At some point in our desultory conversation, Granny looked at me and said, “I almost got married to someone else, you know. Not your grandpa.”

“No!” I exclaimed. “I didn’t know that. What happened?”

“I loved him very much,” she said. “But he was two inches shorter than me. My mother said I could never marry a man who was shorter than I was. So she made me give him up.”

(Stipulate here that my aforementioned great-grandmother could have given Violet, the Dowager Countess, a run for her money any day of the week, so it’s not surprising she prevailed over her daughter’s intentions.  Sad though, if after putting her foot down and forcing her daughter to give vertically challenged love-interest #1 the heave-ho in favor of Grandpa, she still couldn’t bestir herself to attend the wedding.)

After (what was for her) an instance of pouring her heart out, Granny paused for a few seconds, looked at me again, and said

“That was very foolish of me. I shouldn’t have listened to her. It didn’t matter that he was shorter than me. I should have just run off with him. Who can give a law to love?”*

My poor Granny. A hard lesson learned, and one that, as far as I know, she never told another soul about in her life.

*I don’t know if Granny knew she was channeling Anicius Manlius Severinus Boëthius, the ancient Roman politician and philosopher when she said that, but in his Consolation of Philosophy (which he wrote in 524AD while he was in jail awaiting execution for his part in an  alleged plot to overthrow King Theodoric the Great, Boëthius says (as it’s usually translated), “Who can give a law to lovers?  Love is unto itself a higher law.”

The quote occurs in one of the book’s “songs.” (they’re really poems, interspersed throughout out the text), this one written about the mythological husband and wife team of Orpheus and Eurydice.  It deals with Orpheus’s attempts to bring his dead sweetheart back from the Underworld, and his eventual descent there himself in order to try to retrieve her.  He strikes a deal with the Hades, King of the Underworld, that Eurydice may return to life on earth with him, but only if, as they journey out of the Underworld, Orpheus does not look back at her before they have both passed through its gates.  Orpheus believes he’s quite capable of complying with this order, but on the way out, he becomes concerned when he cannot hear his wife footsteps behind him, and he starts to wonder if the gods have betrayed him.  Impatient, much in love with his wife, desperate to see that she actually is coming with him, and in anticipation of the wonderful life they’ll have together if he succeeds in his mission, he sneaks a look back.  And there she is!  But he’s broken the pledge he made to Hades, and Eurydice is dragged back to the Underworld, never to be seen in this life again.  Orpheus’s life, from that point on, isn’t any picnic either.
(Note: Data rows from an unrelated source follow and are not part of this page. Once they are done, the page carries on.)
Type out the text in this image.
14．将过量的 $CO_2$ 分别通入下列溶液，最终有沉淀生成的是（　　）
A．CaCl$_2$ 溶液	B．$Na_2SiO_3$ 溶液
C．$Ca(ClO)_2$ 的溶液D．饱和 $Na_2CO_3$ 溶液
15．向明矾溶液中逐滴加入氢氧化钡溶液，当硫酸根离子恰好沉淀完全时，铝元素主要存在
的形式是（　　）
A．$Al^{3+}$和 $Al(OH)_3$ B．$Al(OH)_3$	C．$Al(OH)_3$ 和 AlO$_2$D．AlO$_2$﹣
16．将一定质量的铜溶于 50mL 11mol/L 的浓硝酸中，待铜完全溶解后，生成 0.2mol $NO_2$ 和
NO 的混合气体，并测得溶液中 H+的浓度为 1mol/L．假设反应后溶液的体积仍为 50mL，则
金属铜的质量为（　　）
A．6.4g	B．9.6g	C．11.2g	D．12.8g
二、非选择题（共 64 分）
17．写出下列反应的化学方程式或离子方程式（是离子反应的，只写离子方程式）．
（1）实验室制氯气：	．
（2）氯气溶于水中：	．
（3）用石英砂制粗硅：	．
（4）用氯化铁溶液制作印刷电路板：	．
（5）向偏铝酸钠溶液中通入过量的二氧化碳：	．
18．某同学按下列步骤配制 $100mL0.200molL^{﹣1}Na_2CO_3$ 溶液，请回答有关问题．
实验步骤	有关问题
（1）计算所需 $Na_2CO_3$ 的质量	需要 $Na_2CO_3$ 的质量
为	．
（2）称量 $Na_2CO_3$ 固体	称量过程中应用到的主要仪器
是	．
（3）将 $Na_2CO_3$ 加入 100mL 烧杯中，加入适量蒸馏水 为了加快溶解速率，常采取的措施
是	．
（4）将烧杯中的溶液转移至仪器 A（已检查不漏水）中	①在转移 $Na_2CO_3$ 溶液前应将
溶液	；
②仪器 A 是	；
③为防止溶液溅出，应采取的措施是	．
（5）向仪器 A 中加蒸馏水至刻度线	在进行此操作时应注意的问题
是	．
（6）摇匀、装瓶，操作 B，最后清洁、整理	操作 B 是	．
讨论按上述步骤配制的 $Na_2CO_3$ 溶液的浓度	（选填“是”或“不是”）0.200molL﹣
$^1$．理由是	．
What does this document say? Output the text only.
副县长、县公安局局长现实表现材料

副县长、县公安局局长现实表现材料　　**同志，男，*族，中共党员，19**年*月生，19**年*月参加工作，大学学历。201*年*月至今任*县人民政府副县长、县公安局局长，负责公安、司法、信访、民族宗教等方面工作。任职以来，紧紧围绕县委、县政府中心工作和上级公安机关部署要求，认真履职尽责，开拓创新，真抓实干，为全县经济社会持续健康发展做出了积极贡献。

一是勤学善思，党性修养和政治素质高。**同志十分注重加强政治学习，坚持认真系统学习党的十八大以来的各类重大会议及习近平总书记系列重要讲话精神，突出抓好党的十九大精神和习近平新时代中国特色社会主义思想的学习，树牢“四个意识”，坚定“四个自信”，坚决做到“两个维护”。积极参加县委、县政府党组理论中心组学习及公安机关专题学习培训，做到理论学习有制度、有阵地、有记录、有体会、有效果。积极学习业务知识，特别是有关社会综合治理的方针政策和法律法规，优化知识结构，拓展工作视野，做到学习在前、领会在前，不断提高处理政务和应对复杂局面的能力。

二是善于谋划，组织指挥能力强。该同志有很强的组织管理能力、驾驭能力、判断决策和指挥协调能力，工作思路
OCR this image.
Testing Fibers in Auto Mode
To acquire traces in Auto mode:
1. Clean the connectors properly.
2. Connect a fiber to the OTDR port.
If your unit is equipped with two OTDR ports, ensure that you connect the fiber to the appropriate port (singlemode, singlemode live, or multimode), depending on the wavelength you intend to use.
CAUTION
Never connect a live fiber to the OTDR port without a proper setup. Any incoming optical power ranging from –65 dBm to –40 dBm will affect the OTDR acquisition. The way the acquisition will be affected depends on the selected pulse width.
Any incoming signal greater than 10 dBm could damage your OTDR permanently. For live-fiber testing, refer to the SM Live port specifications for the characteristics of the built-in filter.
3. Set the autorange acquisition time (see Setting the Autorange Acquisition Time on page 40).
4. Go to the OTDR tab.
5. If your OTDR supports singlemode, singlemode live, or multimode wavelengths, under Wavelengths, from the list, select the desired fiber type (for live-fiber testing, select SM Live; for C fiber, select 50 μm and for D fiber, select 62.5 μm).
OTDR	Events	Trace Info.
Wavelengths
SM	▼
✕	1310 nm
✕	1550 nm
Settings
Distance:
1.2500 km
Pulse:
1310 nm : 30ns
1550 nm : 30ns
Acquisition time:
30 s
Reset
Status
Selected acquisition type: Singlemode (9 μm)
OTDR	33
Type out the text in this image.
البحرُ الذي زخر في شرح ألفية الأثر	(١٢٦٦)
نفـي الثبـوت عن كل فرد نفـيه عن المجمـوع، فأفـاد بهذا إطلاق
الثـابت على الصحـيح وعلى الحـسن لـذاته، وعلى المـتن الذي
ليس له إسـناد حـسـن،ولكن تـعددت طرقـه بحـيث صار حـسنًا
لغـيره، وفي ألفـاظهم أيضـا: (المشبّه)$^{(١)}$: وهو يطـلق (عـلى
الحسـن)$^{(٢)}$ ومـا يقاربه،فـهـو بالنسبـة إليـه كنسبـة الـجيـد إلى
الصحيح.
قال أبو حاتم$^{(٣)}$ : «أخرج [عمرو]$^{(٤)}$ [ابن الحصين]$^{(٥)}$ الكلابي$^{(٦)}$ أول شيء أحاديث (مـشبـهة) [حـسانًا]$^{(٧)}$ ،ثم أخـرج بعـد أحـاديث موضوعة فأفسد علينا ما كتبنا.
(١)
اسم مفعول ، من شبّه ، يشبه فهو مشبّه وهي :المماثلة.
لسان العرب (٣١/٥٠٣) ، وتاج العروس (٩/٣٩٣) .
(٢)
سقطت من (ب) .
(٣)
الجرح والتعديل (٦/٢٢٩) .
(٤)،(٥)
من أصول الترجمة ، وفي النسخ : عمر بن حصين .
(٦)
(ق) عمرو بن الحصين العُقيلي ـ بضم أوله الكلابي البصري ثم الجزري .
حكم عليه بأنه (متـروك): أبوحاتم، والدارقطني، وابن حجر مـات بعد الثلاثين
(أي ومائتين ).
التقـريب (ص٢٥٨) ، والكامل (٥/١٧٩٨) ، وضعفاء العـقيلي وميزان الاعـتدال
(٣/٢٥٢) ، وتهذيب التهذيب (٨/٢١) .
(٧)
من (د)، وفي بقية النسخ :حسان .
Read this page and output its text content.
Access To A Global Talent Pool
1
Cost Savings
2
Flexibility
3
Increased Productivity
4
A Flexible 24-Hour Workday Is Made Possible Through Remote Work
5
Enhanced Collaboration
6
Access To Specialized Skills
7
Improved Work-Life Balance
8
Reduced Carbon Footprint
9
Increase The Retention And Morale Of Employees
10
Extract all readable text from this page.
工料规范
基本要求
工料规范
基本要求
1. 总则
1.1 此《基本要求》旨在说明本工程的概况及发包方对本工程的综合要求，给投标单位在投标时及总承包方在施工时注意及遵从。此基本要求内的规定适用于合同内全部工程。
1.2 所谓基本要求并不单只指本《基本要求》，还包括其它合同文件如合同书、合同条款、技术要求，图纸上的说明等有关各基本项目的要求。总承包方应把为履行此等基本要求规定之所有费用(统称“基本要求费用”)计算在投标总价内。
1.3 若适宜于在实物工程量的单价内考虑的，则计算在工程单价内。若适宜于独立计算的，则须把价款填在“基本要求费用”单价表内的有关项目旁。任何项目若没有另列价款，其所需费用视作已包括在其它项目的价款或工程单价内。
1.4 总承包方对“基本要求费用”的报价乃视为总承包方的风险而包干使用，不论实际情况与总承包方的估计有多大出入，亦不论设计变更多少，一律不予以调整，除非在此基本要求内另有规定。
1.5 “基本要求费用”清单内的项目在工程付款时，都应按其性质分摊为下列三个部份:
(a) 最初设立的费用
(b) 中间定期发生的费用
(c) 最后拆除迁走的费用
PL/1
Boëthius is clearly sympathetic to the lovers, and wishful that the “higher law” of love were not subject to the arbitrary and sometimes capricious whim of external laws and other forces. (Dr. Johnson said that the sure knowledge that one will be hanged in a fortnight “concentrates the mind wonderfully,” and certainly Boëthius (who was a Christian) spent his last days and weeks concentrating, meditating, pondering, and writing about many virtues, than which there are few more important than love, no matter how it takes us or who it involves.)  All that matters, if the love is real and lasting, is that we show it, stay true to it, and don’t betray it–regardless (or irregardless, as the case may be), of superficial differences between us such as those of height, weight, age and background.  I wish Granny had found that out sooner than she did.